Le portage salarial élimine ce risque pour l’entreprise cliente. Puisque vous êtes salarié de la société de portage, le contrat de travail existe déjà. Le client n’est plus exposé à un contentieux de requalification, ce qui rassure particulièrement les directions juridiques et les services RH.

C’est un argument que beaucoup de consultants sous-estiment dans leurs échanges commerciaux. Présenter le portage comme une protection juridique pour le client, et pas seulement comme un choix personnel de statut, change la nature de la conversation. Vous n’êtes plus le freelance qui « impose » un cadre administratif supplémentaire : vous apportez une sécurité contractuelle.

Négociation du tarif journalier : ce que le client voit sur la facture

En micro-entreprise, votre tarif journalier est simple à lire. Vous facturez un montant HT (ou TTC sous le seuil de franchise de TVA), et le client sait exactement ce qu’il paie.

En portage salarial, la facture inclut la TVA, les frais de gestion de la société de portage et les charges sociales. Le coût global facturé au client est plus élevé qu’en micro-entreprise à prestation équivalente.
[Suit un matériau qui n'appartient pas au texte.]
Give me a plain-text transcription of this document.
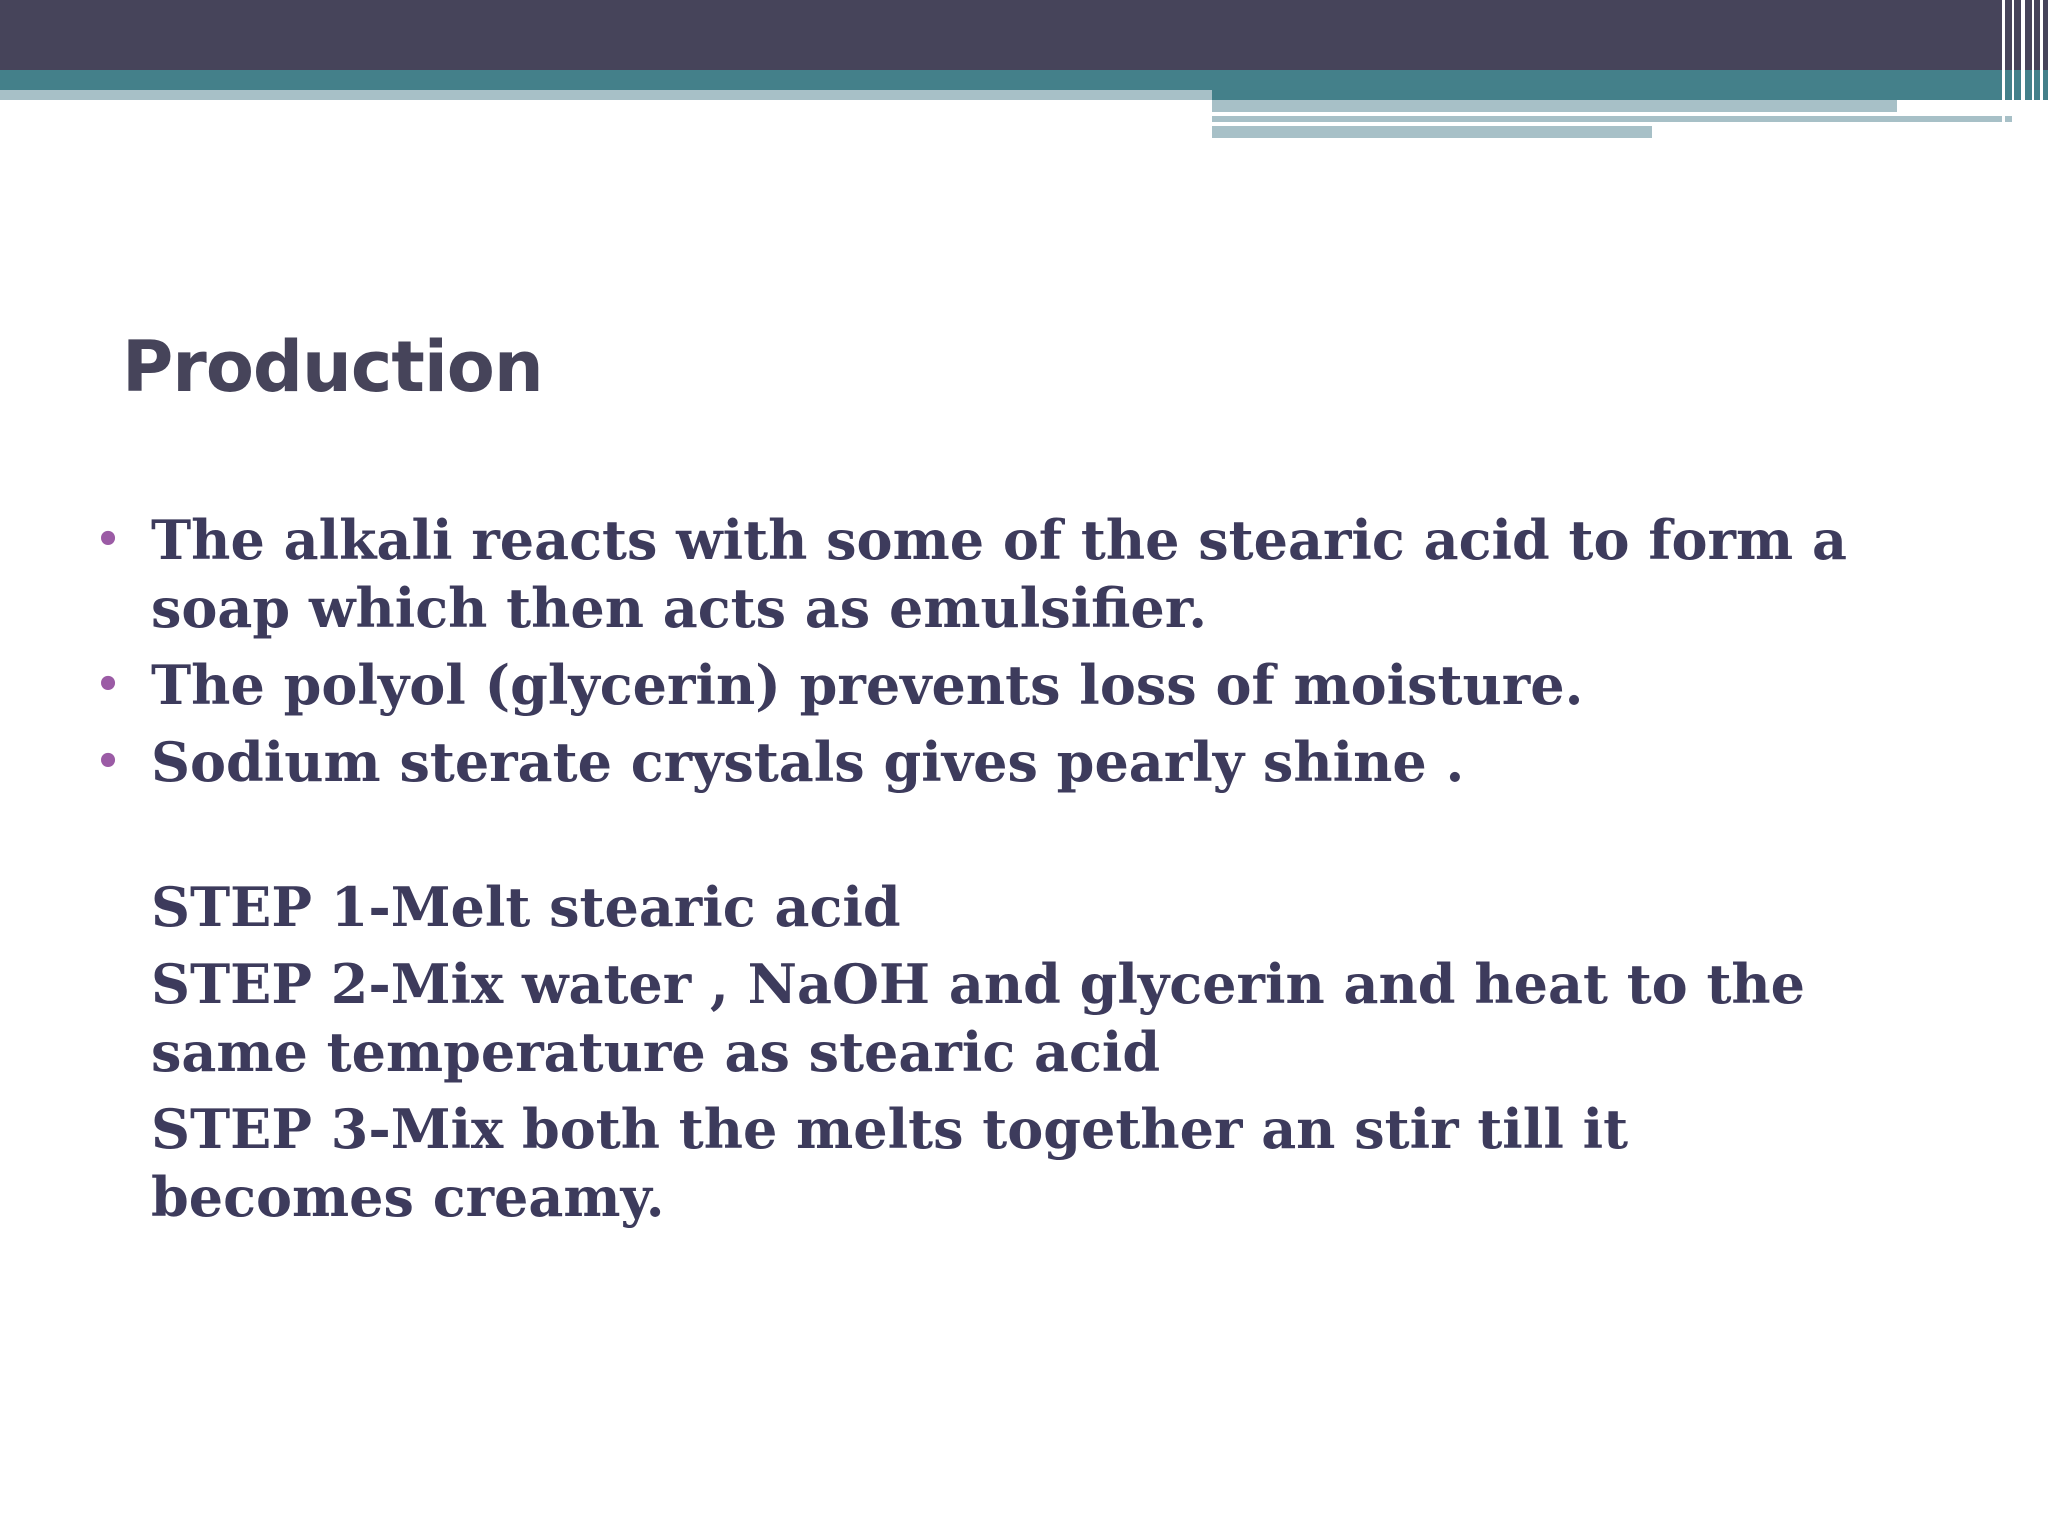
Production
• The alkali reacts with some of the stearic acid to form a soap which then acts as emulsifier.
• The polyol (glycerin) prevents loss of moisture.
• Sodium sterate crystals gives pearly shine .

STEP 1-Melt stearic acid

STEP 2-Mix water , NaOH and glycerin and heat to the same temperature as stearic acid

STEP 3-Mix both the melts together an stir till it becomes creamy.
Ce différentiel doit être anticipé dans la négociation commerciale.

Deux approches existent :

  • Maintenir votre TJM et accepter que votre rémunération nette baisse, puisque la société de portage prélève des frais de gestion et que les cotisations salariales s’appliquent
  • Augmenter votre TJM pour compenser les charges, en expliquant au client que le surcoût apparent est compensé par la suppression du risque de requalification et par la simplification administrative

La seconde option fonctionne mieux avec des clients habitués à travailler avec des ESN ou des cabinets de conseil, où les taux journaliers intègrent déjà des marges de structure.

Transparence des frais de portage : un critère qui impacte la négociation

Plus les frais de gestion de votre société de portage sont lisibles, plus vous pouvez négocier sereinement avec votre client. Si vous ignorez combien vous coûte réellement le portage, votre marge de manœuvre sur le TJM reste floue.

Embarq, société de portage certifiée par la Fedep’s, applique une tarification à 6 % du chiffre d’affaires, plafonnée à 600 euros et dégressive à partir de 10 000 euros de CA mensuel. Chaque consultant dispose de deux interlocuteurs attitrés et d’une application dédiée pour suivre son activité.

Ce type de transparence permet de calculer précisément le TJM à proposer au client, en intégrant mutuelle d’entreprise, cotisations retraite, tickets restaurant ou PEE dans le calcul global.

Posture professionnelle et crédibilité perçue par le client

Passer du statut de micro-entrepreneur à celui de salarié porté modifie la perception que le client a de vous, parfois de façon subtile.

Un bulletin de paie et un contrat de travail signalent une stabilité professionnelle que le statut d’auto-entrepreneur ne véhicule pas toujours. Pour des missions longues, des postes de management de transition ou des interventions dans des environnements réglementés, cette différence compte.

Le portage salarial vous donne aussi accès à des éléments concrets qui renforcent votre positionnement :

  • Une assurance responsabilité civile professionnelle portée par la société de portage, que le client peut vérifier
  • Des références contractuelles formalisées, utiles lors des appels d’offres
  • La possibilité de présenter un bulletin de paie pour justifier de revenus stables (accès au crédit, location immobilière), ce qui n’a pas d’impact direct sur le client mais renforce votre sérénité professionnelle

À l’inverse, certains clients de petite taille ou habitués à travailler avec des indépendants en direct peuvent trouver le portage trop structuré. Le passage en portage ne convient pas à toutes les typologies de clients, et cette évaluation mérite d’être faite mission par mission.

Femme consultant en portage salarial serrant la main d'un client devant un immeuble d'affaires symbolisant une relation client formalisée

Le changement de statut ne transforme pas votre expertise ni la qualité de votre travail. Il modifie le cadre dans lequel cette expertise s’exerce aux yeux du client. Anticiper ces changements, adapter votre discours commercial et choisir une société de portage dont les frais sont prévisibles reste le moyen le plus fiable de conserver la confiance de vos clients existants tout en en conquérant de nouveaux.